For me, I made a lot of YouTube videos around our products, and I like to be more real than produced, and I like to be more natural than scripted. I didn’t quite know what you’re going to ask me today. We’ve gone off at all signs of crazy tangents, and when I have my guests on, we invite them in and they Say, “Oh, what are you going to ask me? Can you give me a kind of bulleted list or a bunch of questions?” And it’s like, “We’re just going to have a chat and I’m going to tell you that I’m going to press record. I won’t surprise you. We’re not going to say anything bad about anybody. We’re going to make everybody look good and promote everybody.”
It’s that thank you economy. It’s the idea to kind of provide free information and free knowledge and learning, and by proxy and by thanks, you’ll then maybe buy some products. But it’s not for us to sit there and go, this product’s amazing. This is brilliant. Look at our new shiny X, Y, and Z. I’d love to bring in the thought leaders, the factual people, the experts in certain fields to say, okay, A, because I love finding out this information. So it’s more for me, really. But then if other people want to come along and learn stuff as well, then that’s a great thing as well. So yeah, we do it every Thursday, every week on YouTube and on our website. And yeah, it’s just a conversation and a chat about, could be anything generally, unified communications, AV and the industry that we’re in, but we’ve had some interesting ones over the years.

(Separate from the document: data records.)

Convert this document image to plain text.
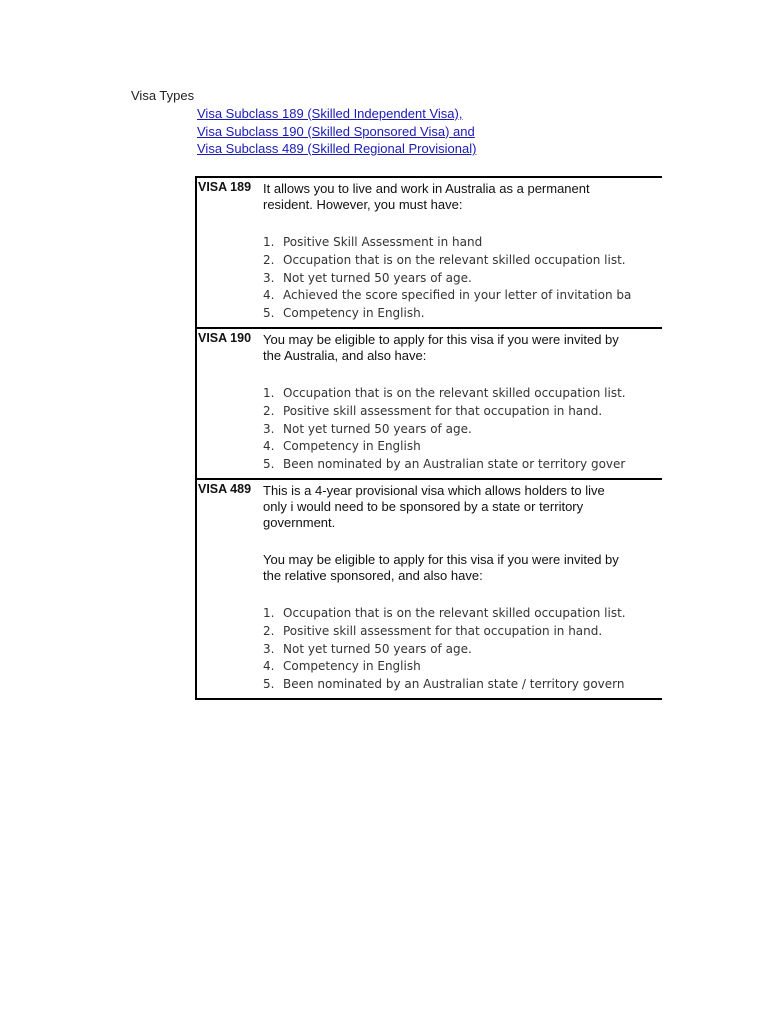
Visa Types
Visa Subclass 189 (Skilled Independent Visa),
Visa Subclass 190 (Skilled Sponsored Visa) and
Visa Subclass 489 (Skilled Regional Provisional)
VISA 189 It allows you to live and work in Australia as a permanent resident. However, you must have:

1. Positive Skill Assessment in hand
2. Occupation that is on the relevant skilled occupation list.
3. Not yet turned 50 years of age.
4. Achieved the score specified in your letter of invitation ba
5. Competency in English.
VISA 190 You may be eligible to apply for this visa if you were invited by the Australia, and also have:

1. Occupation that is on the relevant skilled occupation list.
2. Positive skill assessment for that occupation in hand.
3. Not yet turned 50 years of age.
4. Competency in English
5. Been nominated by an Australian state or territory gover
VISA 489 This is a 4-year provisional visa which allows holders to live only i would need to be sponsored by a state or territory government.

You may be eligible to apply for this visa if you were invited by the relative sponsored, and also have:

1. Occupation that is on the relevant skilled occupation list.
2. Positive skill assessment for that occupation in hand.
3. Not yet turned 50 years of age.
4. Competency in English
5. Been nominated by an Australian state / territory govern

[00:18:56] Camille Morhardt: Yeah, and you’ll grab some people off a show floor or something and just kind of talk with people at different companies about the latest things that they’re doing and working on, what is the newest thing that’s out there in this field?

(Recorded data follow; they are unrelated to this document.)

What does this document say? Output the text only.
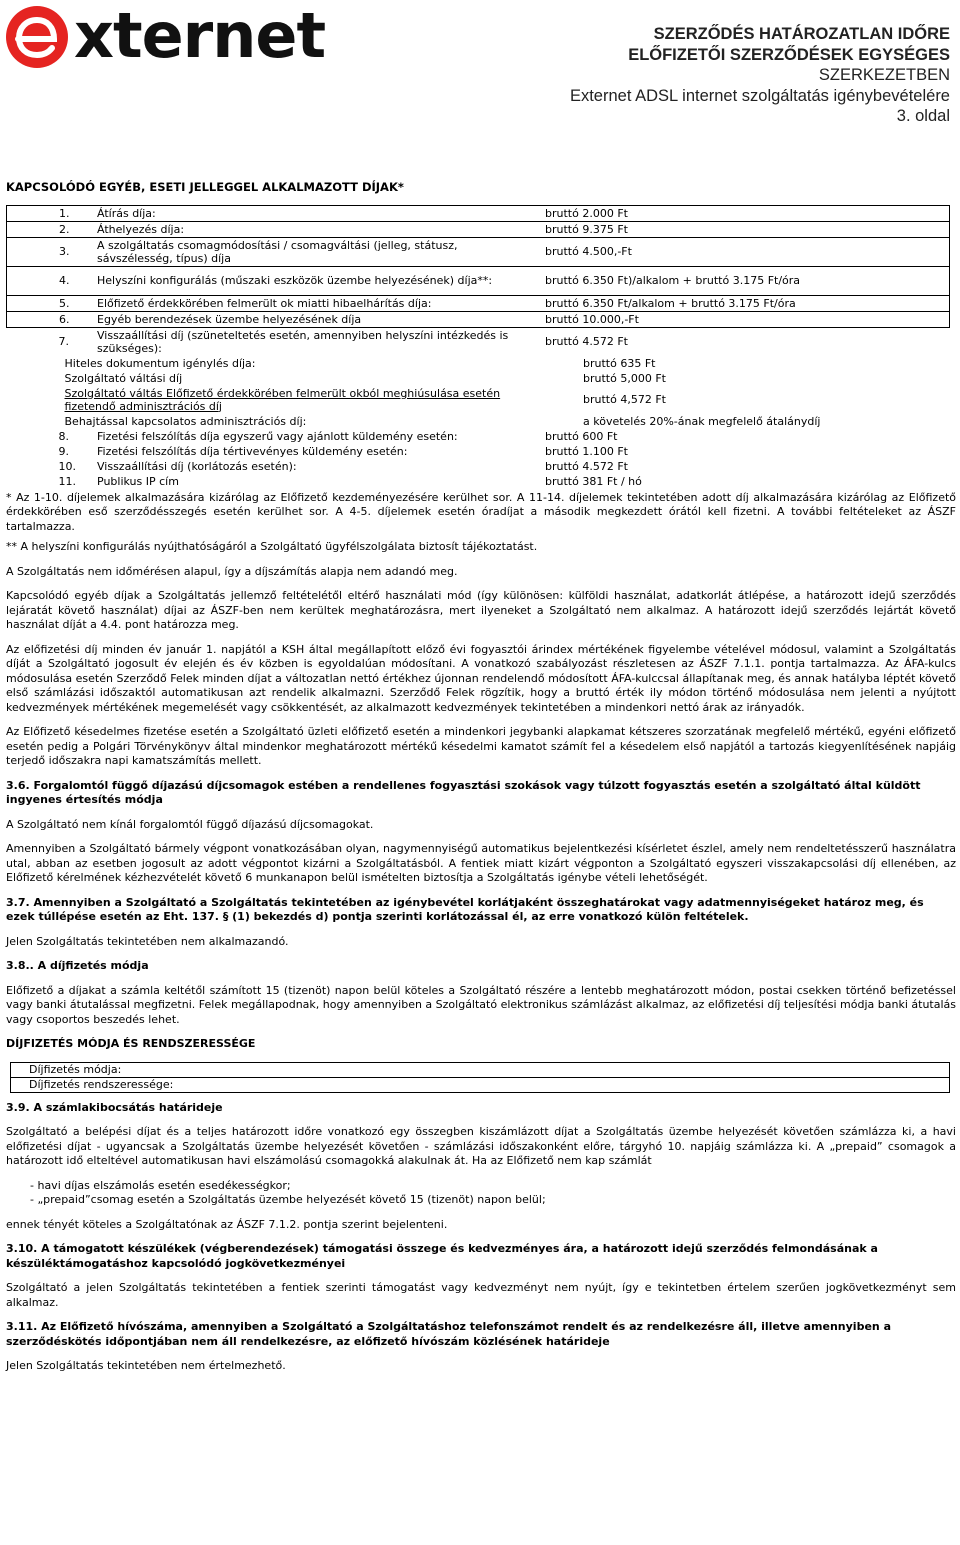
xternet	SZERZŐDÉS HATÁROZATLAN IDŐRE
ELŐFIZETŐI SZERZŐDÉSEK EGYSÉGES
SZERKEZETBEN
Externet ADSL internet szolgáltatás igénybevételére
3. oldal
KAPCSOLÓDÓ EGYÉB, ESETI JELLEGGEL ALKALMAZOTT DÍJAK*
1.	Átírás díja:	bruttó 2.000 Ft
2.	Áthelyezés díja:	bruttó 9.375 Ft
3.	A szolgáltatás csomagmódosítási / csomagváltási (jelleg, státusz, sávszélesség, típus) díja	bruttó 4.500,-Ft
4.	Helyszíni konfigurálás (műszaki eszközök üzembe helyezésének) díja**:	bruttó 6.350 Ft)/alkalom + bruttó 3.175 Ft/óra
5.	Előfizető érdekkörében felmerült ok miatti hibaelhárítás díja:	bruttó 6.350 Ft/alkalom + bruttó 3.175 Ft/óra
6.	Egyéb berendezések üzembe helyezésének díja	bruttó 10.000,-Ft
7.	Visszaállítási díj (szüneteltetés esetén, amennyiben helyszíni intézkedés is szükséges):	bruttó 4.572 Ft
Hiteles dokumentum igénylés díja:		bruttó 635 Ft
Szolgáltató váltási díj		bruttó 5,000 Ft
Szolgáltató váltás Előfizető érdekkörében felmerült okból meghiúsulása esetén fizetendő adminisztrációs díj		bruttó 4,572 Ft
Behajtással kapcsolatos adminisztrációs díj:		a követelés 20%-ának megfelelő átalánydíj
8.	Fizetési felszólítás díja egyszerű vagy ajánlott küldemény esetén:	bruttó 600 Ft
9.	Fizetési felszólítás díja tértivevényes küldemény esetén:	bruttó 1.100 Ft
10.	Visszaállítási díj (korlátozás esetén):	bruttó 4.572 Ft
11.	Publikus IP cím	bruttó 381 Ft / hó
* Az 1-10. díjelemek alkalmazására kizárólag az Előfizető kezdeményezésére kerülhet sor. A 11-14. díjelemek tekintetében adott díj alkalmazására kizárólag az Előfizető érdekkörében eső szerződésszegés esetén kerülhet sor. A 4-5. díjelemek esetén óradíjat a második megkezdett órától kell fizetni. A további feltételeket az ÁSZF tartalmazza.
** A helyszíni konfigurálás nyújthatóságáról a Szolgáltató ügyfélszolgálata biztosít tájékoztatást.
A Szolgáltatás nem időmérésen alapul, így a díjszámítás alapja nem adandó meg.
Kapcsolódó egyéb díjak a Szolgáltatás jellemző feltételétől eltérő használati mód (így különösen: külföldi használat, adatkorlát átlépése, a határozott idejű szerződés lejáratát követő használat) díjai az ÁSZF-ben nem kerültek meghatározásra, mert ilyeneket a Szolgáltató nem alkalmaz. A határozott idejű szerződés lejártát követő használat díját a 4.4. pont határozza meg.
Az előfizetési díj minden év január 1. napjától a KSH által megállapított előző évi fogyasztói árindex mértékének figyelembe vételével módosul, valamint a Szolgáltatás díját a Szolgáltató jogosult év elején és év közben is egyoldalúan módosítani. A vonatkozó szabályozást részletesen az ÁSZF 7.1.1. pontja tartalmazza. Az ÁFA-kulcs módosulása esetén Szerződő Felek minden díjat a változatlan nettó értékhez újonnan rendelendő módosított ÁFA-kulccsal állapítanak meg, és annak hatályba léptét követő első számlázási időszaktól automatikusan azt rendelik alkalmazni. Szerződő Felek rögzítik, hogy a bruttó érték ily módon történő módosulása nem jelenti a nyújtott kedvezmények mértékének megemelését vagy csökkentését, az alkalmazott kedvezmények tekintetében a mindenkori nettó árak az irányadók.
Az Előfizető késedelmes fizetése esetén a Szolgáltató üzleti előfizető esetén a mindenkori jegybanki alapkamat kétszeres szorzatának megfelelő mértékű, egyéni előfizető esetén pedig a Polgári Törvénykönyv által mindenkor meghatározott mértékű késedelmi kamatot számít fel a késedelem első napjától a tartozás kiegyenlítésének napjáig terjedő időszakra napi kamatszámítás mellett.
3.6. Forgalomtól függő díjazású díjcsomagok estében a rendellenes fogyasztási szokások vagy túlzott fogyasztás esetén a szolgáltató által küldött ingyenes értesítés módja
A Szolgáltató nem kínál forgalomtól függő díjazású díjcsomagokat.
Amennyiben a Szolgáltató bármely végpont vonatkozásában olyan, nagymennyiségű automatikus bejelentkezési kísérletet észlel, amely nem rendeltetésszerű használatra utal, abban az esetben jogosult az adott végpontot kizárni a Szolgáltatásból. A fentiek miatt kizárt végponton a Szolgáltató egyszeri visszakapcsolási díj ellenében, az Előfizető kérelmének kézhezvételét követő 6 munkanapon belül ismételten biztosítja a Szolgáltatás igénybe vételi lehetőségét.
3.7. Amennyiben a Szolgáltató a Szolgáltatás tekintetében az igénybevétel korlátjaként összeghatárokat vagy adatmennyiségeket határoz meg, és ezek túllépése esetén az Eht. 137. § (1) bekezdés d) pontja szerinti korlátozással él, az erre vonatkozó külön feltételek.
Jelen Szolgáltatás tekintetében nem alkalmazandó.
3.8.. A díjfizetés módja
Előfizető a díjakat a számla keltétől számított 15 (tizenöt) napon belül köteles a Szolgáltató részére a lentebb meghatározott módon, postai csekken történő befizetéssel vagy banki átutalással megfizetni. Felek megállapodnak, hogy amennyiben a Szolgáltató elektronikus számlázást alkalmaz, az előfizetési díj teljesítési módja banki átutalás vagy csoportos beszedés lehet.
DÍJFIZETÉS MÓDJA ÉS RENDSZERESSÉGE
Díjfizetés módja:
Díjfizetés rendszeressége:
3.9. A számlakibocsátás határideje
Szolgáltató a belépési díjat és a teljes határozott időre vonatkozó egy összegben kiszámlázott díjat a Szolgáltatás üzembe helyezését követően számlázza ki, a havi előfizetési díjat - ugyancsak a Szolgáltatás üzembe helyezését követően - számlázási időszakonként előre, tárgyhó 10. napjáig számlázza ki. A „prepaid” csomagok a határozott idő elteltével automatikusan havi elszámolású csomagokká alakulnak át. Ha az Előfizető nem kap számlát
- havi díjas elszámolás esetén esedékességkor;
- „prepaid”csomag esetén a Szolgáltatás üzembe helyezését követő 15 (tizenöt) napon belül;
ennek tényét köteles a Szolgáltatónak az ÁSZF 7.1.2. pontja szerint bejelenteni.
3.10. A támogatott készülékek (végberendezések) támogatási összege és kedvezményes ára, a határozott idejű szerződés felmondásának a készüléktámogatáshoz kapcsolódó jogkövetkezményei
Szolgáltató a jelen Szolgáltatás tekintetében a fentiek szerinti támogatást vagy kedvezményt nem nyújt, így e tekintetben értelem szerűen jogkövetkezményt sem alkalmaz.
3.11. Az Előfizető hívószáma, amennyiben a Szolgáltató a Szolgáltatáshoz telefonszámot rendelt és az rendelkezésre áll, illetve amennyiben a szerződéskötés időpontjában nem áll rendelkezésre, az előfizető hívószám közlésének határideje
Jelen Szolgáltatás tekintetében nem értelmezhető.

[00:19:08] Neil Fluester: In most cases, it’s our partners that we’ll go and promote and go and talk about, because again, that’s part of the partnership that we build with them. It’s the one plus one equals two or three or four, whatever you want to say about the partnerships, but the “better together” theory that us and them can create this capability or solution to solve customers problems is really great. And again, I love technology. I’m a geek. I’m a nerd. I love all the latest kit and toys and stuff. So again, it is me going around like a magpie going, “Ooh, shiny.” Looking at stuff.
[00:19:38] Camille Morhardt: I like that. Neil Fluester from Crestron and also host of Crest TV. Thanks so much for joining us today.
[00:19:45] Neil Fluester: Thanks, Camille for having me.